In the universe visible from the remains of Joe’s place, there are no more spirits of incandescent vengeance nor any flickering machines of war.
“Um, aren’t you going to have the robot network to get the answer to your question?” Terri asks.
Madhi laughs patronizingly until Joe kicks him under the table.
“Why?” Joe asks. “The war’s over.”
“Only for ten minutes,” Terri says.
“Very clever, Mister Eschaton!” Mr. Squixx says from the breathalizer.
“Indeed, well done,” agrees the twelfth Imam.
“Wait, I don’t get it…” Terri says, frowning more at being left out of the joke than at not getting it.
“It was a war between two dead races,” Joe explains. “Robots programmed with one side, ghosts and war gods of another. All of them were only kept going by their war, their hatred. Take that away, even for a minute…”

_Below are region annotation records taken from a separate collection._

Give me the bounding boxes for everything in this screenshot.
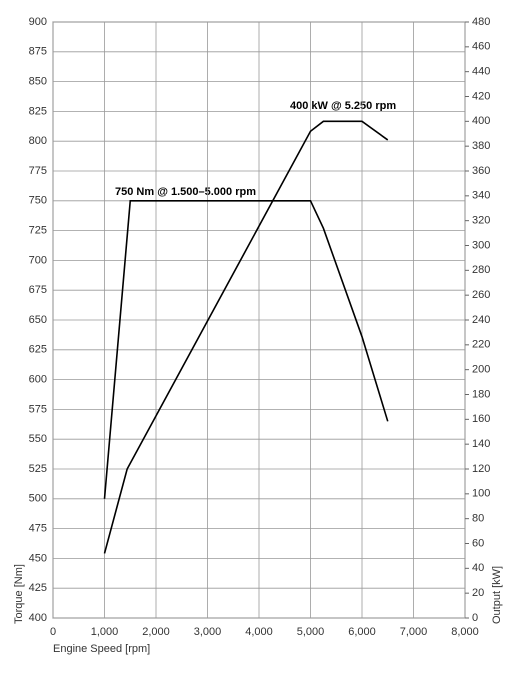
- y2-tick-label: 320: [472, 215, 490, 227]
- y-tick-label: 625: [29, 344, 47, 356]
- y-tick-label: 700: [29, 254, 47, 266]
- y-tick-label: 650: [29, 314, 47, 326]
- x-tick-label: 6,000: [348, 626, 376, 638]
- y2-tick-label: 220: [472, 339, 490, 351]
- x-tick-label: 2,000: [142, 626, 170, 638]
- y-tick-label: 575: [29, 403, 47, 415]
- y-tick-label: 850: [29, 76, 47, 88]
- y2-tick-label: 360: [472, 165, 490, 177]
- x-tick-label: 4,000: [245, 626, 273, 638]
- y-tick-label: 900: [29, 16, 47, 28]
- y2-tick-label: 0: [472, 612, 478, 624]
- y2-tick-label: 240: [472, 314, 490, 326]
- x-tick-label: 8,000: [451, 626, 479, 638]
- y-tick-label: 550: [29, 433, 47, 445]
- y-tick-label: 750: [29, 195, 47, 207]
- y-tick-label: 725: [29, 225, 47, 237]
- y-tick-label: 600: [29, 374, 47, 386]
- y2-tick-label: 380: [472, 140, 490, 152]
- y2-tick-label: 180: [472, 388, 490, 400]
- y-tick-label: 525: [29, 463, 47, 475]
- line-series: [103, 120, 389, 554]
- y-tick-label: 775: [29, 165, 47, 177]
- y2-tick-label: 200: [472, 364, 490, 376]
- y2-tick-label: 280: [472, 264, 490, 276]
- y-tick-label: 875: [29, 46, 47, 58]
- y2-tick-label: 340: [472, 190, 490, 202]
- y-tick-label: 675: [29, 284, 47, 296]
- y2-tick-label: 80: [472, 513, 484, 525]
- x-tick-label: 3,000: [194, 626, 222, 638]
- y2-tick-label: 420: [472, 90, 490, 102]
- x-tick-label: 1,000: [91, 626, 119, 638]
- y2-tick-label: 300: [472, 239, 490, 251]
- y2-tick-label: 480: [472, 16, 490, 28]
- y2-tick-label: 100: [472, 488, 490, 500]
- x-tick-label: 7,000: [400, 626, 428, 638]
- line-series: [103, 200, 389, 499]
- x-tick-label: 5,000: [297, 626, 325, 638]
- y-tick-label: 500: [29, 493, 47, 505]
- y-tick-label: 425: [29, 582, 47, 594]
- y-tick-label: 400: [29, 612, 47, 624]
- y2-tick-label: 40: [472, 562, 484, 574]
- x-axis-label: Engine Speed [rpm]: [53, 643, 150, 655]
- y2-tick-label: 400: [472, 115, 490, 127]
- y2-tick-label: 60: [472, 537, 484, 549]
- y2-tick-label: 20: [472, 587, 484, 599]
- y2-tick-label: 140: [472, 438, 490, 450]
- y2-axis-label: Output [kW]: [491, 566, 503, 624]
- y2-tick-label: 120: [472, 463, 490, 475]
- y2-tick-label: 160: [472, 413, 490, 425]
- y2-tick-label: 260: [472, 289, 490, 301]
- annotation: 750 Nm @ 1.500–5.000 rpm: [115, 186, 256, 198]
- y-tick-label: 800: [29, 135, 47, 147]
- x-tick-label: 0: [50, 626, 56, 638]
- y-tick-label: 450: [29, 552, 47, 564]
- y-tick-label: 825: [29, 105, 47, 117]
- y-axis-label: Torque [Nm]: [13, 564, 25, 624]
- y2-tick-label: 460: [472, 41, 490, 53]
- y-tick-label: 475: [29, 523, 47, 535]
- y2-tick-label: 440: [472, 66, 490, 78]
- annotation: 400 kW @ 5.250 rpm: [290, 100, 396, 112]
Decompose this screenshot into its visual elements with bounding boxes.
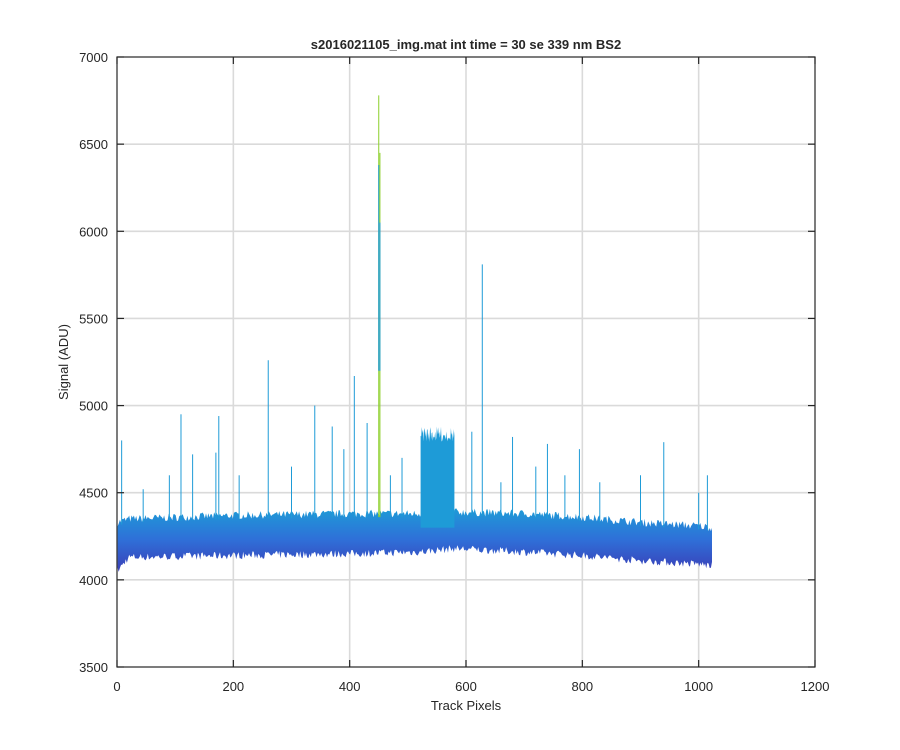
- x-tick-label: 1200: [801, 679, 830, 694]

“…and there’s nothing left to start it up again!” Terri said.
Joe taps his nose and smiles.
“What about him?” Terri asks, pointing at the robot, who is now busy humming a melancholy song to himself.
Joe clapped one arm around the mechanical man. “Ready to see where your last protocol takes you, hoss?”
“Protocol LASTDANCE includes curiosity about what comes next,” the robot says with an almost-human weariness. “Lead the way.”
Joe takes the robot down the hall and shows him the back exit.